Dystroglycanopathies represent an important subgroup of recessively inherited disorders within the group of muscular dystrophies. Their severity may vary from the mild forms of adult-onset limb-girdle muscular dystrophy (LGMD), to the severe congenital muscular dystrophies with cerebral and ocular involvement. Although mutations in at least 17 genes have been identified so far, about 50% of the cases with dystroglycanopathy still remain unsolved.
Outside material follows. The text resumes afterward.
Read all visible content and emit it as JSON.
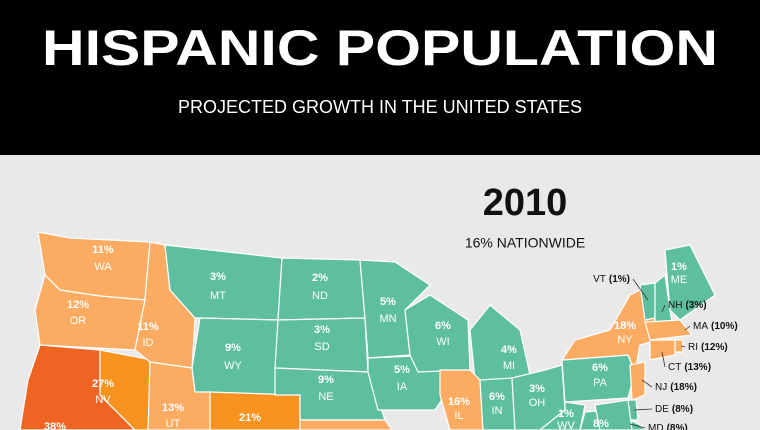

Recently, mutations in the isoprenoid synthase domain containing (ISPD) gene have been reported as a common cause of congenital muscular dystrophy and LGMD. We report clinical, histopathological, immunochemical, genetic and muscular MRI findings in 2 consanguineous children of Pakistani origin, carrying a new homozygous missense mutation (Gly123Arg) in the ISPD gene. Case 1 is a 8year-old female with an early limb-girdle phenotype, who lost ambulation at the age of 7.5years. Case 2 is a 2.5year-old male and second degree cousin of case 1, showing a congenital muscular dystrophy phenotype. Cognitive development, brain MRI, eye examination, electrocardiogram and echocardiogram were normal in both the patients. Western blot showed greater reduction of alpha-dystroglycan glycosylation in patient 2, and may be responsible for the greater severity of his clinical presentation. To our knowledge, this is the first report on the co-occurrence of both early limb-girdle and congenital muscular dystrophies within the same family carrying a new homozygous ISPD mutation.